Reputation: 441
I am having a dataframe as
df=pd.DataFrame(['a','a','a','b','b','b','c','d','d','a','a','b','b','e','f','d','d']).
In this first consecutive‘a’,‘b’and ‘d’values I want to keep. After that onwards if any duplicate values if come means I want to drop it.
So, now my expected output is
['a','a','a','b','b','b','c','d','d','e','f'].
If I use
print(df.drop_duplicates())
it deletes all duplicate values. So, how to get my expected output? Thanks in advance.
Upvotes: 0
Views: 79
Reputation: 880339
Compare each value with its preceeding value to find the start of each run:
df['start'] = df[0] != df[0].shift()
For each group, use cumsum
to find a cumulative sum of the start
values (taking advantage of the fact that Pandas treats True as 1 and False as 0). The cumulative sum can act as a group number:
df['group'] = df.groupby(0)['start'].cumsum()

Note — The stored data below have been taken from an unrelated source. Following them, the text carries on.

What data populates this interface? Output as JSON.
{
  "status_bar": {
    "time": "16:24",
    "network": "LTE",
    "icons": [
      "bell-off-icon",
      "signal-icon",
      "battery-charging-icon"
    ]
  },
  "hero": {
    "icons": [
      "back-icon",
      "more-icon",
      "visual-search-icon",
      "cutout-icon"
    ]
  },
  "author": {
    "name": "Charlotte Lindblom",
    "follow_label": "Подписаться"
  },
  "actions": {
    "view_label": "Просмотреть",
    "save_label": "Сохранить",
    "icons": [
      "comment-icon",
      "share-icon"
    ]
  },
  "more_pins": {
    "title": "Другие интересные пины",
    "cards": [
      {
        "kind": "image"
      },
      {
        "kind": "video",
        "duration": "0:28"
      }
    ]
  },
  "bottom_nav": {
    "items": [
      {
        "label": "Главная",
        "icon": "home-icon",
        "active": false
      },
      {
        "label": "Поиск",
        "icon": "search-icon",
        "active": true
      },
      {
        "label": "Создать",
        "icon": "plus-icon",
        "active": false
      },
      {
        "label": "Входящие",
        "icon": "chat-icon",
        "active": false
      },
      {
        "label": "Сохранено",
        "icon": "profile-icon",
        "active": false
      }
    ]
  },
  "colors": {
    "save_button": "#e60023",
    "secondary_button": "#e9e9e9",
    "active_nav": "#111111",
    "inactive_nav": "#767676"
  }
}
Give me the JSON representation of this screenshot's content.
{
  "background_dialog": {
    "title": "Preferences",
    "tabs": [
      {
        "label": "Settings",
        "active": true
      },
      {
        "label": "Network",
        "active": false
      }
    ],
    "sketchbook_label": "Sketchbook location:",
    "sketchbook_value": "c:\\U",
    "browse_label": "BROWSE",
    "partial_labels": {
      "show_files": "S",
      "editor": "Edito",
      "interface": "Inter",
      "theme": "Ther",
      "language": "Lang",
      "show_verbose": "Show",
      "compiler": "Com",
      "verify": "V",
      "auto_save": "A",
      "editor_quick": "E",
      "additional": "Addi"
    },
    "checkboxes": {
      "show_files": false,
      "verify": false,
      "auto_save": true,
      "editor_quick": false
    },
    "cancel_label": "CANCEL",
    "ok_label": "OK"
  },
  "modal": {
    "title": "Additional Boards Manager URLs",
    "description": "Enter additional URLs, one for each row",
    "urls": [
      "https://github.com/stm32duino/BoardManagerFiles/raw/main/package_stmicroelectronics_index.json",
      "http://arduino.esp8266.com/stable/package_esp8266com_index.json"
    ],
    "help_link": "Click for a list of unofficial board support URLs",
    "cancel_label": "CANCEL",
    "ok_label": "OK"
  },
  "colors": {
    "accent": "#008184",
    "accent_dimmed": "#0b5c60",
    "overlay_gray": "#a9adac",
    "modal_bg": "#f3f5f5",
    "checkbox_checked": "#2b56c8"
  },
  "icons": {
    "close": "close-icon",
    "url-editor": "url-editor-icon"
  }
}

Then select all rows which are in the first group (i.e., the first run of values):
result = df.loc[df['group'] == 1]
import pandas as pd
df = pd.DataFrame(['a','a','a','b','b','b','c','d','d','a','a','b','b','e','f','d','d'])
df['start'] = df[0] != df[0].shift()
df['group'] = df.groupby(0)['start'].cumsum()
result = df.loc[df['group'] == 1]
print(df)
# 0 start group
# 0 a True 1.0
# 1 a False 1.0
# 2 a False 1.0
# 3 b True 1.0
# 4 b False 1.0
# 5 b False 1.0
# 6 c True 1.0
# 7 d True 1.0
# 8 d False 1.0
# 9 a True 2.0
# 10 a False 2.0
# 11 b True 2.0
# 12 b False 2.0
# 13 e True 1.0
# 14 f True 1.0
# 15 d True 2.0
# 16 d False 2.0
df = result[[0]]
print(df)
yields
0
0 a
1 a
2 a
3 b
4 b
5 b
6 c
7 d
8 d
13 e
14 f
Upvotes: 1